In fact, Nathan was in one of his good moods. His dark hair, uncut, uncombed, expressed energy and enthusiasm. Everything is terrific, everyone is wonderful. He opened the French windows and stood out on the balcony and came back in. His physical restlessness took up a lot of space. ‘This is an incredible apartment. I’m not sure I would have ditched this guy for Paul.’ He was looking at the bookshelves and touched a book with his finger and lifted it out.
‘Other people have had that thought,’ Jean called out, from the carpet.
‘It’s awful,’ Liesel said. ‘It’s all for show. A man who has an apartment like this, the way he treats women, there’s no private life, it’s all public. You don’t want to live with a man like this.’
‘What are you talking about,’ Nathan said. ‘It’s an apartment on W 83rd with a view of the park.’
‘Only if you stand out on that balcony and lean over.’
‘This is what I like about you,’ her son told her. ‘You think that you’re standing up for the people, but really what you’re saying i
s, none of this is good enough for me.’
Susie kept quiet. She knew that she couldn’t compete with Nathan in this mood. His cheerfulness refused all contradiction. But she liked watching her son, who was sitting Indian-style on the floor, next to Julie, with the crossword on his lap, so he could work on it between turns. He looked like his father, without glasses. They had the same vague friendly English boyish face, though his was paler and not so fat – with blue eyes and a weak nose, the kind you like somebody for, because it suggests self-effacement. But in fact in both father and son it meant something else, indifference, or a willingness to reserve opinions. People kept saying to Ben, ‘It’s your turn. Come on, are you playing or not?’ He was trying to think of a word and read out the clue. Julie took the newspaper away. ‘Either you play or you don’t,’ she said, and Susie saw him lift a stick from the pile. But no one was watching.

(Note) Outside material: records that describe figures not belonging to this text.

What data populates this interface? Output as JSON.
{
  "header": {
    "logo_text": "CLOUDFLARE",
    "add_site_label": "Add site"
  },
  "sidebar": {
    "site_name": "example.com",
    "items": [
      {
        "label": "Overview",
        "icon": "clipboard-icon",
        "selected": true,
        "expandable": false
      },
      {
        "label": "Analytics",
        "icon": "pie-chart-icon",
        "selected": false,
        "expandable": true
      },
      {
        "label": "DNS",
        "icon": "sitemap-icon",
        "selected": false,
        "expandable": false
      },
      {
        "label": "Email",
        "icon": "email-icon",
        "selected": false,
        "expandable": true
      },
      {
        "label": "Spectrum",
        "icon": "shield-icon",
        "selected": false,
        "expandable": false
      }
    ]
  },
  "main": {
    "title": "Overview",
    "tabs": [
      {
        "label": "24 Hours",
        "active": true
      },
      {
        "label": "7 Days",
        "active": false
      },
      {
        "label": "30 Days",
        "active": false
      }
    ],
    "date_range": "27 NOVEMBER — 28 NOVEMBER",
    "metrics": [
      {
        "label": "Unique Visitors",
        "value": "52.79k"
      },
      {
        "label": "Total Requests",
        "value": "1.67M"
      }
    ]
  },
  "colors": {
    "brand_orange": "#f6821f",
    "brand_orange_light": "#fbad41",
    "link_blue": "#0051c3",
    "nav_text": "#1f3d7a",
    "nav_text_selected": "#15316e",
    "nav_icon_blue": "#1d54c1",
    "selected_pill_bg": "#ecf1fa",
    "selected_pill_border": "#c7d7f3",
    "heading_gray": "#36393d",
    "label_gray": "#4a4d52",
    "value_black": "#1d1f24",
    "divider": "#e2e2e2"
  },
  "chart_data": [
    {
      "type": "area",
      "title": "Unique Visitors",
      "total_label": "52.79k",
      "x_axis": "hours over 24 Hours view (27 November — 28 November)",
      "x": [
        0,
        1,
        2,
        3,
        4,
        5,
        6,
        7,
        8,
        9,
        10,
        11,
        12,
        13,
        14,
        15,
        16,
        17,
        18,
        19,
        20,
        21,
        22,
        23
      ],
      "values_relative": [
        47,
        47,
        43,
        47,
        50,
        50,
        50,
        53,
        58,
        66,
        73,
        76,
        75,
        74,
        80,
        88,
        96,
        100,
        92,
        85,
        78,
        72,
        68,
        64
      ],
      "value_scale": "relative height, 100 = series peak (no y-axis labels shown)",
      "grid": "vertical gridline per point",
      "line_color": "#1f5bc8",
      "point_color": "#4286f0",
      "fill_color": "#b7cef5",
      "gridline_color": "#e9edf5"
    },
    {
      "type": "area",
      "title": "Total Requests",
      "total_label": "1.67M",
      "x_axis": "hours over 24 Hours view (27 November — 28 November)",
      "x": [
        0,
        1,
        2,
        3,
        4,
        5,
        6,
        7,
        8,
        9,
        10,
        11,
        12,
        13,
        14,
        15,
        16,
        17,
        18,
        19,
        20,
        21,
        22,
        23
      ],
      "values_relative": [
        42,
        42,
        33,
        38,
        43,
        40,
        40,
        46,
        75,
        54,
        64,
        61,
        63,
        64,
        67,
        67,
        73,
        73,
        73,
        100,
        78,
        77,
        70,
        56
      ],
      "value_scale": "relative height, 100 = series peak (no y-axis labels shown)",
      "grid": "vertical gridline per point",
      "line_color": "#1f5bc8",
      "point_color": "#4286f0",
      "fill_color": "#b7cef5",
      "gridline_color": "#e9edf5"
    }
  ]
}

It moved a little, she saw him see it move, but then he started addressing himself to the pile again, using the stick he had just picked up to lever another one away from the crowd. Julie said, suddenly, ‘What are you doing?’ and Ben said, ‘I thought it was my go.’
‘It moved.’
‘I haven’t even touched it yet.’
‘No, the last one. I saw it move.’
‘Did it?’ Ben said. ‘Okay. I didn’t notice.’
And Liesel said, ‘You have much more appetite for this kind of place than I do. You’re more of an aristocrat than I am.’
‘No, I just know these people better than you do.’ Nathan had found one of the armchairs and started to flip through the book. ‘The people who make this kind of money usually make it for a reason, because they’re smart, serious people. Whoever bought this apartment is somebody who knows what he’s doing.’